Triple negative breast cancer (TNBC) is a heterogeneous and clinically aggressive disease for which there is no targeted therapy. Here we report the preferential and high sensitivity of TNBCs to BET bromodomain inhibitors such as JQ1 manifested by cell cycle arrest in early G1, apoptosis, and induction of markers of luminal epithelial differentiation in vitro and in vivo. The sensitivity of TNBC and other tumor types to BET inhibition establishes a rationale for clinical investigation, and a motivation to understand mechanisms of resistance. After engendering acquired resistance to BET inhibition in previously sensitive TNBCs, we utilized integrative approaches to identify a unique mechanism of epigenomic resistance to this epigenetic therapy. Resistant cells remain dependent on BRD4, confirmed by RNA interference. However, TNBC cells adapt to BET bromodomain inhibition by re-recruitment of unmutated BRD4 to super-enhancers, now in a bromodomain-independent manner. Proteomic studies of resistant TNBC identify hyper-phosphorylation of BRD4 and strong association with MED1. Together, these studies provide a rationale for BET inhibition in TNBC and argue for combination strategies to anticipate clinical drug resistance.

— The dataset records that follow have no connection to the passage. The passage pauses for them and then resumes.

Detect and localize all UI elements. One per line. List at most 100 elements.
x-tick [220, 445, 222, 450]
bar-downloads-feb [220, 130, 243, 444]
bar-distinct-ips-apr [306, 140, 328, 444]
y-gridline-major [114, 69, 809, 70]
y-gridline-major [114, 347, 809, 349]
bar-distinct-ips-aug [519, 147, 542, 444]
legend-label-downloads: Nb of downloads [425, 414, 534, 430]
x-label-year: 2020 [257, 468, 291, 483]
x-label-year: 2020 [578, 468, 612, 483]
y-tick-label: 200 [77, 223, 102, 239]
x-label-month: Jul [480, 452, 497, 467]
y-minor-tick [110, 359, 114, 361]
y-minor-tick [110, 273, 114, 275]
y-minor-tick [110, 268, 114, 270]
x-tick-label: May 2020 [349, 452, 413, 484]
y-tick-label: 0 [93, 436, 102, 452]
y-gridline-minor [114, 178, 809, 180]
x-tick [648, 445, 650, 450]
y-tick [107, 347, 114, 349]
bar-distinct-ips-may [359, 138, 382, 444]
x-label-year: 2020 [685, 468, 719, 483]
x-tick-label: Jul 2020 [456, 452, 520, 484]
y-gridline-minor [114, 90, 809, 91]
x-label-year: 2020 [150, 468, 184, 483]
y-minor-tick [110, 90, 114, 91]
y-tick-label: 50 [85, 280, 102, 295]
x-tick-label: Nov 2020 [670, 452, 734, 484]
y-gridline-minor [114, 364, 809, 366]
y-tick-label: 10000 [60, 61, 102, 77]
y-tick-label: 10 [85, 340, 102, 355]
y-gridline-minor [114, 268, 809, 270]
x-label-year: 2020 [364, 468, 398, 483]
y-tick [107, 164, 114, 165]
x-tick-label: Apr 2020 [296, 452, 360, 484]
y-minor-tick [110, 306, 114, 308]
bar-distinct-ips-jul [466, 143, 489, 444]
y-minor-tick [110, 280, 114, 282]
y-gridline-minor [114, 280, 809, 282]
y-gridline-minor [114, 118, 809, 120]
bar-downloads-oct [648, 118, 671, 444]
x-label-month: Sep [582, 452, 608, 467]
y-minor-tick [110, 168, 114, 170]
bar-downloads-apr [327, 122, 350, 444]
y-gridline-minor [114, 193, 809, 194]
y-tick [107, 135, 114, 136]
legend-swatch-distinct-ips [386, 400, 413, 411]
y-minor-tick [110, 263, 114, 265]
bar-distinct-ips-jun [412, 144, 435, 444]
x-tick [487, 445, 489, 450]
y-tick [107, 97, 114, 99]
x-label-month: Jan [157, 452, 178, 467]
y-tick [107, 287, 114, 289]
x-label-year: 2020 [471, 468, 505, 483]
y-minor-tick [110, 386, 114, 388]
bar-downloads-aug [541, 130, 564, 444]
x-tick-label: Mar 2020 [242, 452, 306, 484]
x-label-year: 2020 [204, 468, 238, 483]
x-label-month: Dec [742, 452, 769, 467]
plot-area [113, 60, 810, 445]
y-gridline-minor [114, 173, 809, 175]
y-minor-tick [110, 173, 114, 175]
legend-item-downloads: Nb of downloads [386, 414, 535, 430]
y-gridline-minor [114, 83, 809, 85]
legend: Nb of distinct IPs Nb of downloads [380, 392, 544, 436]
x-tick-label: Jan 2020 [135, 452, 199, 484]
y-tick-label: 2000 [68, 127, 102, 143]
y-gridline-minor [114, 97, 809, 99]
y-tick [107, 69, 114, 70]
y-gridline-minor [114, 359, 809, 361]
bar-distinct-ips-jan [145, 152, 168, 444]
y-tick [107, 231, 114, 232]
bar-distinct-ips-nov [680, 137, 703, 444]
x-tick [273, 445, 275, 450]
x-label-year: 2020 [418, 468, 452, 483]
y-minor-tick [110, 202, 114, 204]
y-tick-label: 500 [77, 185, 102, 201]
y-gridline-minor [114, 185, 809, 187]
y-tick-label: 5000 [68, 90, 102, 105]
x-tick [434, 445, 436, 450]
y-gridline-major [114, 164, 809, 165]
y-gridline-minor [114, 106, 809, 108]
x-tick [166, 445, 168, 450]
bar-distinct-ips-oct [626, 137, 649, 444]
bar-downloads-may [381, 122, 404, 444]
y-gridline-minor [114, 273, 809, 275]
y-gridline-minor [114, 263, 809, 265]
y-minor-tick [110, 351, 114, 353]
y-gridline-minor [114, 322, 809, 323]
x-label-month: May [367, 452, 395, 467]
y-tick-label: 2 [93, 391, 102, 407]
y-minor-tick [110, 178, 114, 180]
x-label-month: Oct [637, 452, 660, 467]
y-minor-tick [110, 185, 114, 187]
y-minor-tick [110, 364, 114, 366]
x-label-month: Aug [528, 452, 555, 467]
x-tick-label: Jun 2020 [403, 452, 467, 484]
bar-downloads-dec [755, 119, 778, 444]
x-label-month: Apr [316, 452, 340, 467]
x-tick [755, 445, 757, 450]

ChIP-seq in parental and JQ1 resistant triple negative breast cancer (TNBC) in response to DMSO or JQ1 treatment

三阴性乳腺癌（Triple negative breast cancer, TNBC）是一类异质性强且临床侵袭性显著的疾病，目前尚无获批的靶向治疗方案。本研究报道了三阴性乳腺癌对BET溴结构域抑制剂（BET bromodomain inhibitors，如JQ1）具有优先且高度的敏感性，该敏感性具体体现为体外与体内实验中，细胞周期阻滞于G1早期、发生细胞凋亡，同时诱导腔上皮分化标志物的表达。三阴性乳腺癌及其他肿瘤类型对BET抑制的敏感性，为该疗法的临床研究提供了理论依据，也为解析耐药机制指明了研究方向。在使原本对BET抑制敏感的三阴性乳腺癌细胞获得性耐药后，我们采用整合组学分析方法，鉴定出了针对该表观遗传治疗的独特表观基因组耐药机制。经RNA干扰（RNA interference）验证，耐药细胞仍依赖BRD4。然而，三阴性乳腺癌细胞可通过不依赖溴结构域的方式，将未发生突变的BRD4重新招募至超级增强子（super-enhancers），从而适应BET溴结构域抑制。对耐药三阴性乳腺癌的蛋白质组学研究发现，BRD4存在高度磷酸化修饰，且与MED1存在强相互作用。综上，本研究为三阴性乳腺癌中应用BET抑制治疗提供了理论支撑，并提示需通过联合治疗策略应对临床耐药问题。本数据集包含针对亲本及JQ1耐药三阴性乳腺癌细胞，经二甲基亚砜（DMSO）或JQ1处理后的染色质免疫共沉淀测序（ChIP-seq）数据。